Importing and Exporting

Shuttle provides a number of importer and exporter libraries that are capable of extracting strings or generating output in formats such as Rails i18n or iOS .strings files. These classes are in lib/importer and lib/exporter.

Some i18n platforms require that localizations be split across multiple files; normally, exporters only export a single file. To get around this restriction, these exporters will export gzip-compressed tarballs that can be expanded into the project's root directory.

Localization of files with inline copy

While importers can scan an entire project for localizable strings, exporters are built on the assumption that the exported file will contain only translated strings, and no other content or metadata. This will not work with, for example, xib files, which must be duplicated in their entirety (with the localized copy substituted for the original copy).

Shuttle handles this process with file localization. Importers that work with localizers (rather than exporters) also record metadata about where in the file the string came from. A localizer (under lib/localizer) recreates the original file and substitutes translated copy using the source information.

Key inclusion and exclusion lists

Certain keys can be excluded by a blacklist or whitelist system. These settings are spread about a couple of different places:

Project-global key exclusions and inclusions: The key_exclusions and key_inclusions metadata fields on Project are used to control global key whitelisting or blacklisting. Only one or the other should be set.

Locale-specific key exclusions and inclusions: The key_locale_exclusions and key_locale_inclusions metadata fields on Project are used to control key whitelisting or blacklisting on a locale-by-locale basis. For each locale, only a whitelist or a blacklist should be set.

Commit-specific key exclusions: If a particular commit has a .shuttle.yml file in the project root, it is read and the value key_exclusions key is used to further filter keys. It should be an array of keys or UNIX-style globs. This allows developers to exclude keys on a certain branch until that branch is ready for translation. Note that Keys belong to a Project and have a many-to-many relationship with Commits. Therefore, keys matching a commit-specific exclusion will still be imported, but will simply not be associated with the commit currently being processed.
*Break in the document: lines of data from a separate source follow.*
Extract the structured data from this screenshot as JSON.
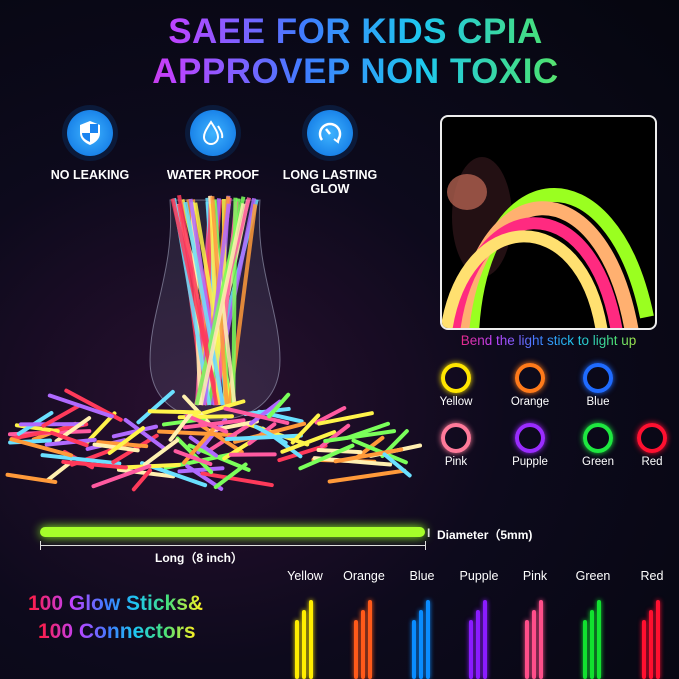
{
  "title": {
    "line1": "SAEE FOR KIDS CPIA",
    "line2": "APPROVEP NON TOXIC"
  },
  "features": [
    {
      "icon": "shield-icon",
      "label": "NO LEAKING"
    },
    {
      "icon": "water-drop-icon",
      "label": "WATER PROOF"
    },
    {
      "icon": "gauge-icon",
      "label": "LONG LASTING GLOW"
    }
  ],
  "bend_caption": "Bend the light stick to light up",
  "rings": [
    {
      "label": "Yellow",
      "color": "#ffe600"
    },
    {
      "label": "Orange",
      "color": "#ff7a1a"
    },
    {
      "label": "Blue",
      "color": "#1f6bff"
    },
    {
      "label": "Pink",
      "color": "#ff7a9a"
    },
    {
      "label": "Pupple",
      "color": "#9a2cff"
    },
    {
      "label": "Green",
      "color": "#1ee840"
    },
    {
      "label": "Red",
      "color": "#ff1030"
    }
  ],
  "dimensions": {
    "diameter": "Diameter（5mm)",
    "length": "Long（8 inch）"
  },
  "promo": {
    "line1": "100 Glow Sticks&",
    "line2": "100 Connectors"
  },
  "stick_colors": [
    {
      "label": "Yellow",
      "color": "#ffee00"
    },
    {
      "label": "Orange",
      "color": "#ff5a1a"
    },
    {
      "label": "Blue",
      "color": "#0a8cff"
    },
    {
      "label": "Pupple",
      "color": "#8a1cff"
    },
    {
      "label": "Pink",
      "color": "#ff4f8a"
    },
    {
      "label": "Green",
      "color": "#12e030"
    },
    {
      "label": "Red",
      "color": "#ff1030"
    }
  ]
}
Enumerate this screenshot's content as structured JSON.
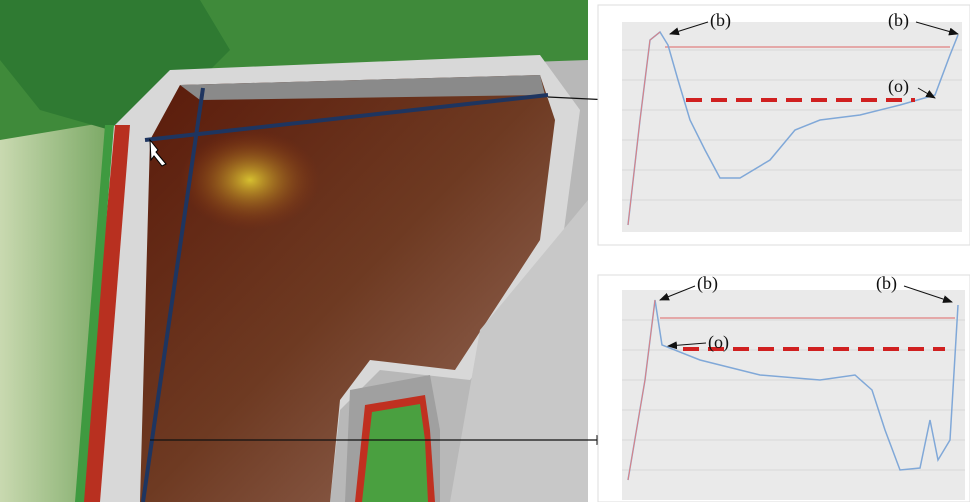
{
  "panels": [
    {
      "labels": [
        "(b)",
        "(b)",
        "(o)"
      ]
    },
    {
      "labels": [
        "(b)",
        "(b)",
        "(o)"
      ]
    }
  ]
}
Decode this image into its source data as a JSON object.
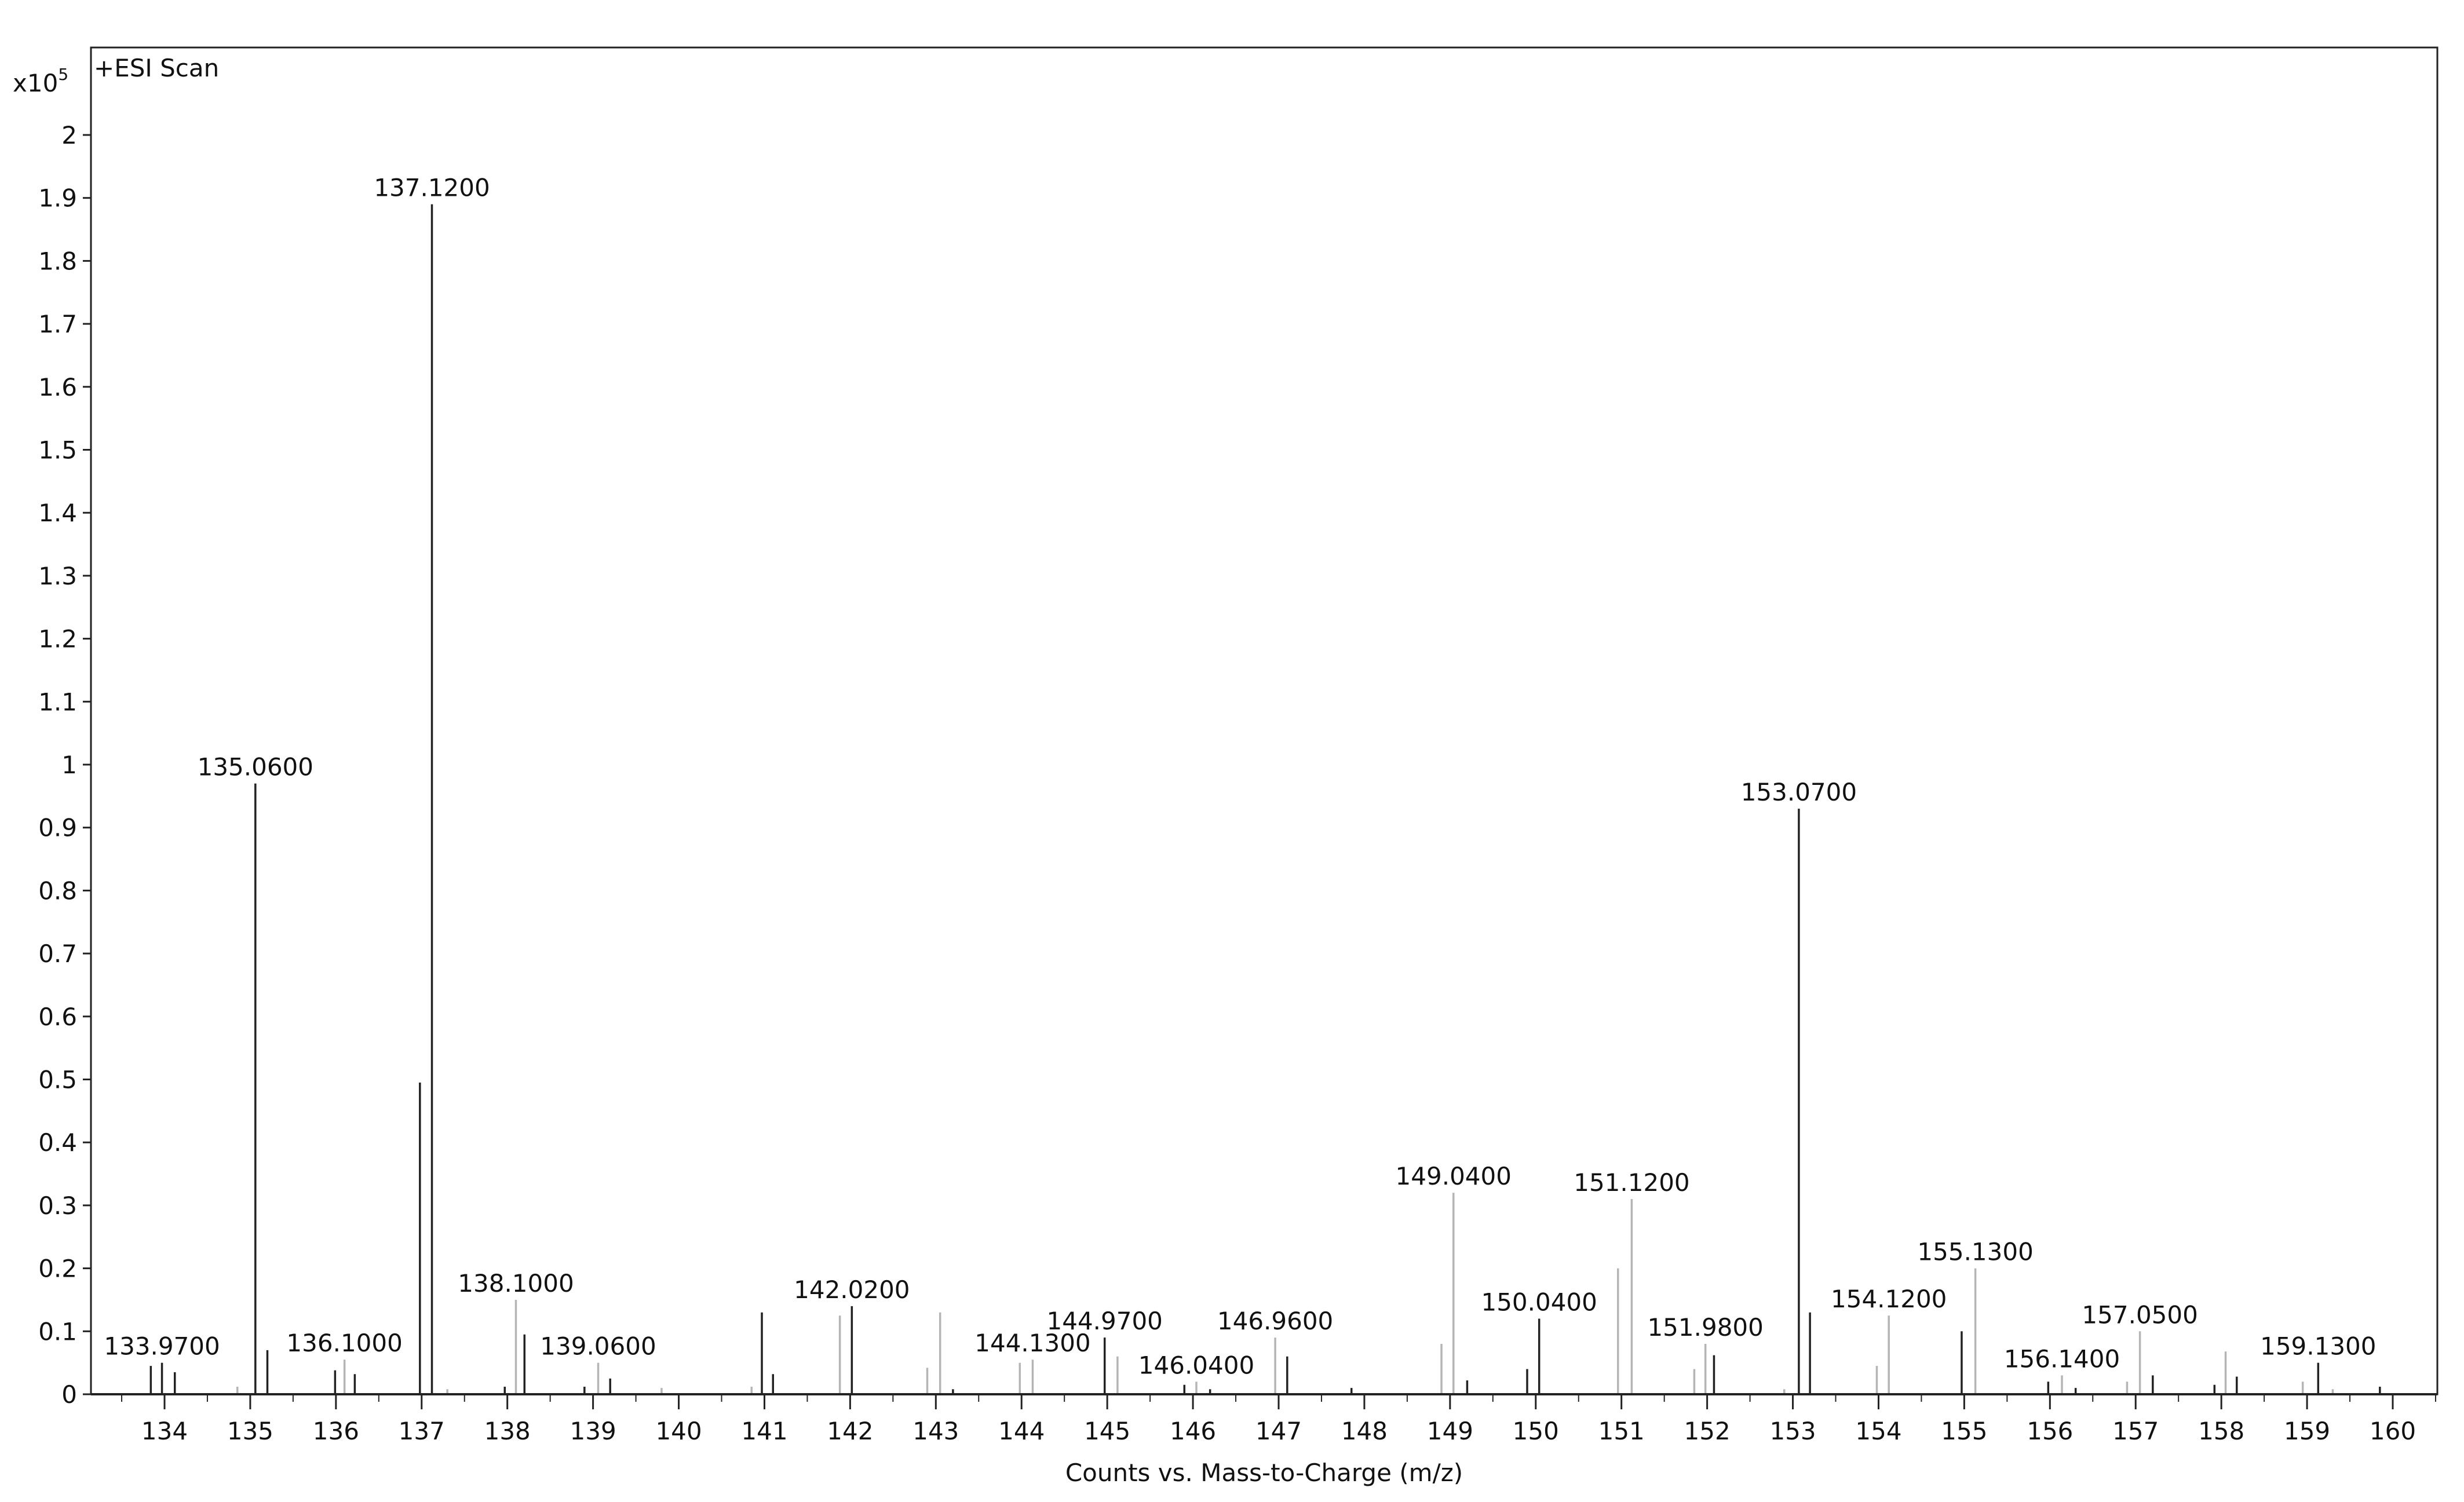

Because of this, no locale-specific exclusions are supported in this manner.

Project-global path filtering: The only_paths and skip_paths metadata fields on Project are used to prevent the importer from descending into certain paths.

Importer-specific path filtering: The only_importer_paths and skip_importer_paths metadata fields on Project are used to prevent certain importers from descending into specific paths.

See Project#skip_key?, Project#skip_path?, and Commit#skip_key? for more information.

Fencing

Fencing is the act of marking off portions of text as untranslatable (for example, HTML tags). These portions can be moved but not altered or deleted, in most cases. Fencing can also be used to mark off interpolation variables, such as %{count} in the Ruby i18n format.

A variety of fencers for common formats is provided under lib/fencer; they are not subclasses of an abstract superclass, but do all respond to the same informal interface.

Specs

All models, controllers, and library files are unit-tested with RSpec specs under the spec directory. Run unit tests with the rspec spec command. Views and JavaScript files are not specced. No integration or acceptance tests are written. Almost all unit tests use factories rather than mocks, putting them somewhat closer to integration tests.

To-Do Items

Translation view

  • Display meta-indication of special characters, esp. nonprinting ones
  • Translator ability to flag a translation with a question or issue, and then mark it resolved

Explosions

  • Token object
  • Token explosions (UI)
  • Language metadata

Large-format translation view

  • Git context display

Finish account administration

  • Design and verify Devise account pages

Importing

  • Segmentation for large files
  • <STYLE>/<SCRIPT> tag content should not be localizable

Performance optimizations

  • Use PSQL trigger-based cached counters

Misc.

  • Second reviewer role: integration review (by commit) (?)